Genevieve  Kimble already had nine languages under her belt, but discovered she still had plenty to learn. 

So, when Cal State Long Beach launched its translation studies program in Fall 2019, she was eager to become one of the first students to receive a minor in what is a growing field that plays a major role in today’s global economy. 

Kimble, who graduated in 2020 with a Bachelor of Arts in linguistics and another in American Sign Language linguistics and deaf cultures, said she entered the program with some assumptions about translation, but was surprised by what she learned. 

“I learned translation is a lot more complicated than people think. Translators have to think about the translation’s purpose, the audience and the connection between the languages being translated,” Kimble said. “There are super fancy translations and then there are direct word-for-word translations, but what’s considered ‘good’ is very subjective.” 

The new degree programs aim to prepare students for jobs in the language services industry, including the global entertainment field, literary translation, community interpreting and localization, which ensures products and content are adapted to the linguistic and cultural needs of target markets, among others. 

 

Currently, students can receive a minor in translation studies within the Clorinda Donato Center for Global Romance Languages and Translation Studies, part of the College of Liberal Arts. Starting in Fall 2021, students will also have the option to pursue a B.A. in linguistics with an option in translation studies, thanks to cooperation between Drs. Nancy Hall and Michael Ahland in the Department of Linguistics and Dr. Clorinda Donato, professor of French and Italian and director of the center that bears her name. Plans are in the works to grow the program further, with professional opportunities in all aspects of the field, according to Donato.

 

“We plan on expanding the program by adding more courses and creating an internship program, so students can gain experience and have training within a structure where they’re expected to do this kind of work,” she said. 

The professors building the program believe CSULB is the first public university in California to offer a translation degree program that reaches across languages, cultures and disciplines. Two new faculty members will join the program this fall — Giulia Togato and Adrià Martin Mor — and they will bring a new level of expertise and innovation to the program, which includes a significant technology component, Donato said. 

Donato knew translation studies was a good fit for The Beach because of the linguistic diversity of its student body, the number of languages taught, and the prospect of partnering with the Linguistics Department, which regularly receives inquiries from students about how to enter the field of translation. Plus, the demand for interpreters and translators in California is expected to grow 20.45% from 2016-2026, according to the Employment Development Department of the State of California. 

“Translation is the fourth largest and growing industry in the United States,” she said. “We live in Southern California, which is the hottest market for the translation industry and entertainment. There’s a growing market for trained translators.” 

One of the most unique aspects of the growing translation studies program is a self-study language course that Donato developed with Associate Director Manuel Romero. The course will be part of the B.A. translation option and will pair students with language experts if the language a student wants to study isn’t offered. The B.A. program will be the first in California to offer translation studies for any language, Donato said. 
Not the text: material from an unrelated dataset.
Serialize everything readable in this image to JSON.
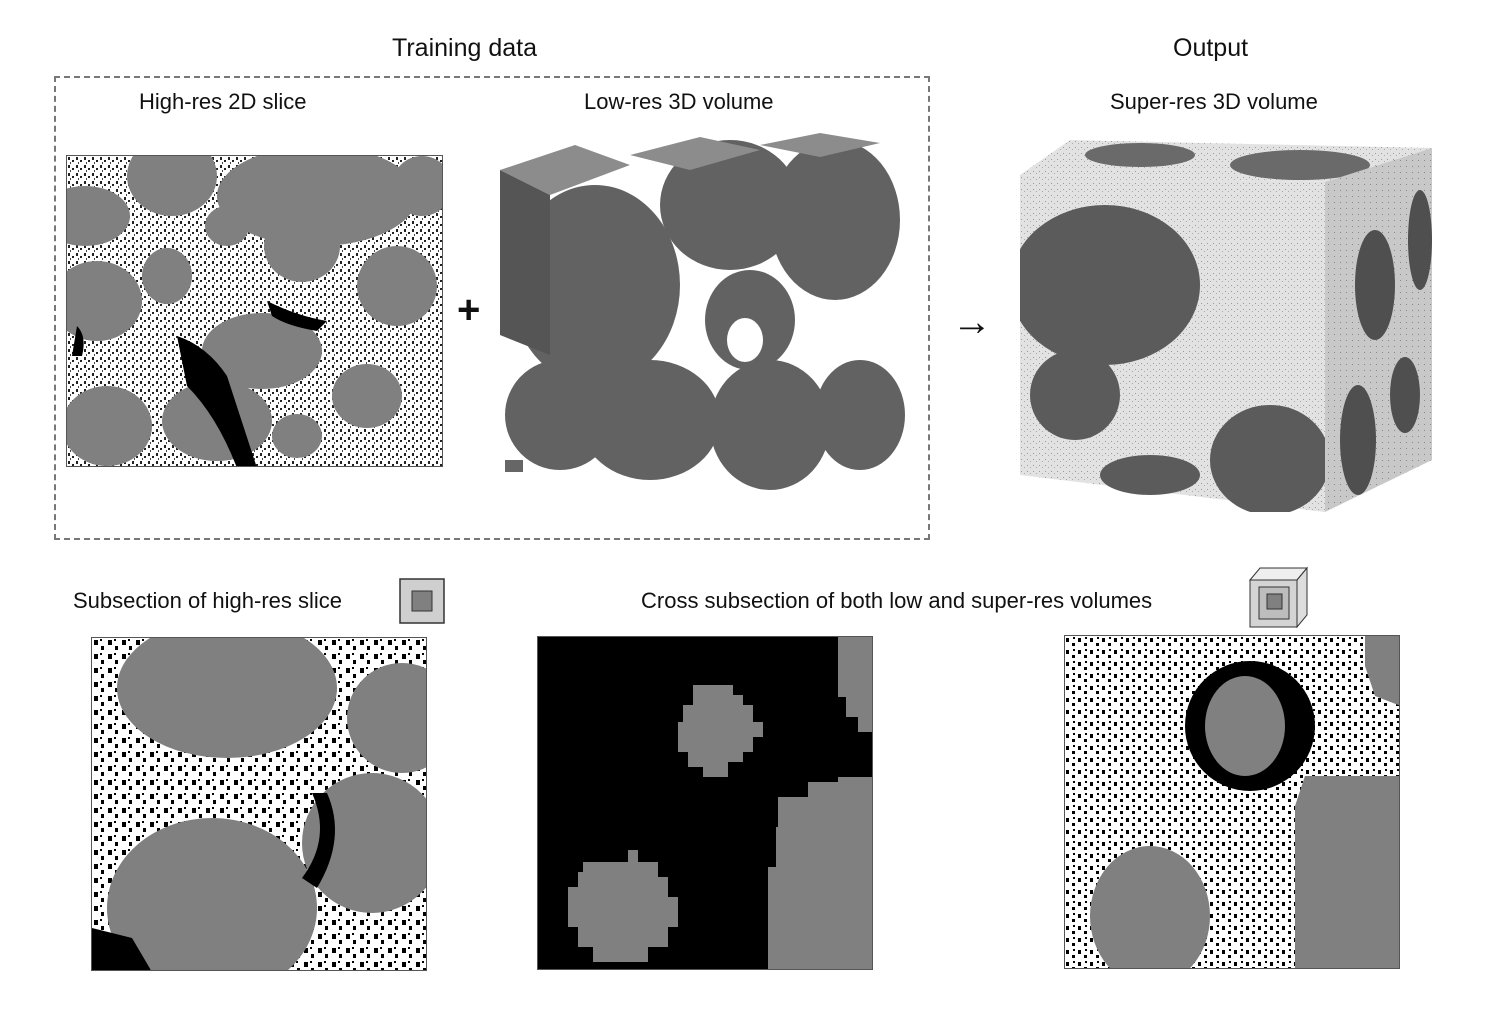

For students to be successful translators, they need a minimum of three years of language coursework, according to Associate Professor of linguistics Dr. Michael Ahland. Some of the language programs at CSULB don’t offer three full years of language coursework, which is where the experts come in. 

The idea is, if we don't have experts here locally, we'll find them for our students," Ahland said. "Students may have to work through video calls to meet with people and work with them on translation problems, but they will be paired with an expert with whatever they are working on.

The program will provide students with the expertise to build bridges across languages, as well as promote understanding and clear communication, Ahland said. It is meant for students who study languages academically, but also those who come to CSULB as heritage speakers and want to develop and capitalize on their language skills. 

The Clorinda Donato Center for  Global Romance Languages and Translation Studies  opened in 2017 at CSULB thanks to a $1.1 million donation by longtime supporter of Italian Studies, Mario Giannini. 

Giannini said he hopes the Donato Center becomes a magnet for the training and development of translation talent and programs. Students, educators and businesses will all have something to gain from the program, he said. 

“If you are able to develop a hub of learning, training, scholarship and application, you will attract a variety of people to the field and you create an ecosystem that grows,” he said.